The rooftop greenhouses are a dynamic and very high value installation. Most importantly, they are large enough to grow a considerable quantity of food. Circulating air and heat through the whole building to exchange heat and oxygen is an excellent idea that advances the purpose of the whole building in a new, valuable and innovative way.
The waste heat re-use, radiant heating system for the dining room uses re-purposed copper. Due to solid shape limitation, metal is less flexible than fluid heat transfer and distribution mediums (like water), but will still be an excellent conductor. The kitchen includes a waste heat capturing hood vent. Hood heat re-use is a high value by-product, often high enough to produce significant heat exchange refrigeration and certainly ample for conduction styled radiant heat systems. The common design challenge of combining these functions with commonly used appliances is the management of the oils that are evacuated with the heated air. Removing the 'waste' heat lowers the temperature of the flue, allowing for vaporized oils to accumulate and solidify. An effective design would have to include the whole hood structure with an appropriate cleaning and maintenance process.
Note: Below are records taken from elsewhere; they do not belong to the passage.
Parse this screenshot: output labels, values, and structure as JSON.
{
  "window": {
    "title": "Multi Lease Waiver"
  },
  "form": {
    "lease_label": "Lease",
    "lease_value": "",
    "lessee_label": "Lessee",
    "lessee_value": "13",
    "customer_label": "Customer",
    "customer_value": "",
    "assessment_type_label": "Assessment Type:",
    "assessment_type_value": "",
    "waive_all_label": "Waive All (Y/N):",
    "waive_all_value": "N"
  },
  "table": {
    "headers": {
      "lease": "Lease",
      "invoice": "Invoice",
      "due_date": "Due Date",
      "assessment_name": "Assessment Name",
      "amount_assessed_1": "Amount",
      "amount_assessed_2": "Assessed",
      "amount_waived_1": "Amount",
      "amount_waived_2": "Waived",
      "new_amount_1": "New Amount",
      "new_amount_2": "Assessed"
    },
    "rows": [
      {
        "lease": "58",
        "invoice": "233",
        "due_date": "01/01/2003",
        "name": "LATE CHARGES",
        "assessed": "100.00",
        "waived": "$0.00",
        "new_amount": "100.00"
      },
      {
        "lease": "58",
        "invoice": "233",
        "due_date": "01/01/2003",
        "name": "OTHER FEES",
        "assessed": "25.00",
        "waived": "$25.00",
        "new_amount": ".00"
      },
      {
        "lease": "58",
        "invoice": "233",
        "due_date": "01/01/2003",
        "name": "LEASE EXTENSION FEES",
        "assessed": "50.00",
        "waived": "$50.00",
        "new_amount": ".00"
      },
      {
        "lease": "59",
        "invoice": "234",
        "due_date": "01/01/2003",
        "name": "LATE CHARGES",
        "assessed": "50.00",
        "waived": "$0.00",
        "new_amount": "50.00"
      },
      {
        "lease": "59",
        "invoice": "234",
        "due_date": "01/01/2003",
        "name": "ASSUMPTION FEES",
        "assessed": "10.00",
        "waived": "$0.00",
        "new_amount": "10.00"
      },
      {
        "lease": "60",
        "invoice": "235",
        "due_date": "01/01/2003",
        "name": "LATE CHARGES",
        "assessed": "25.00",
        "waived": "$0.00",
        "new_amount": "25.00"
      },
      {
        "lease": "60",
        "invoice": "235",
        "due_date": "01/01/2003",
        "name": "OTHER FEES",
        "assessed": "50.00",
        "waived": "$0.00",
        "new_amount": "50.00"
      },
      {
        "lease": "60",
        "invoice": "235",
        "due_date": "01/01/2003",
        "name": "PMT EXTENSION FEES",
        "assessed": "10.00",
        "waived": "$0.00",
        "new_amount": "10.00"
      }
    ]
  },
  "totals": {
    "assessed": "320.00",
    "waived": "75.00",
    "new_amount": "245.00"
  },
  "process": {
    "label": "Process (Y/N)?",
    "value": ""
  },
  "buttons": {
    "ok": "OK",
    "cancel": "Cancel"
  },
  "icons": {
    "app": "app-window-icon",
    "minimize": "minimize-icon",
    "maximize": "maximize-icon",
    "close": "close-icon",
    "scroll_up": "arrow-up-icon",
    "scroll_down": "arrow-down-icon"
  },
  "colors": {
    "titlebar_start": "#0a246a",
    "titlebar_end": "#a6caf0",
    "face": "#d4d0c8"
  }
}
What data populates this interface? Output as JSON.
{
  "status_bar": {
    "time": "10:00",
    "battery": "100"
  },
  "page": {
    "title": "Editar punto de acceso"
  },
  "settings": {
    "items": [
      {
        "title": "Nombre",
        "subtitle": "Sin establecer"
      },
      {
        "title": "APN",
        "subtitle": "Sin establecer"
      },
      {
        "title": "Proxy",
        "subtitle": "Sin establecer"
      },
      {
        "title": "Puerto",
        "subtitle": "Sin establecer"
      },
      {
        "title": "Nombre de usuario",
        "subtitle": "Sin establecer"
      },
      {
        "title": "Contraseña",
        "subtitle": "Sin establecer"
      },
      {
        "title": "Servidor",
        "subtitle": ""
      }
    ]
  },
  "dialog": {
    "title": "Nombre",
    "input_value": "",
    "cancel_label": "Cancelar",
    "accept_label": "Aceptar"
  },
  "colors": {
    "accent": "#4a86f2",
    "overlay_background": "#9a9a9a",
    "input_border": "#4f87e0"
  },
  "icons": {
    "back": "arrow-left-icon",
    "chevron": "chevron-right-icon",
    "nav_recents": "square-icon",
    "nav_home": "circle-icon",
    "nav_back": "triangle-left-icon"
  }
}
Appropriate technology communities are familiar with the use of ambient temperatures much lower than restaurant hood heats for food refrigeration in the absence of electricity or fuel oils. Industrial design communities have yet to produce a commercially viable equivalent.
The menu includes a lot of locally available ingredients and some dishes that require little energy to prepare. It is, however, excessively broad for a kitchen and dining room of this size. When menus are too broad for the restaurant's expected traffic, there tends to be a lot of food waste. This wastes, not only the energy embodied in the food itself, but also the energy to prepare and store the food. To mitigate this, the higher carbon items can be culled and the product style brought into focus.
The use of cafes interior spaces is ambitious. Stacking furniture is an interesting solution to create flexibility in the dining room.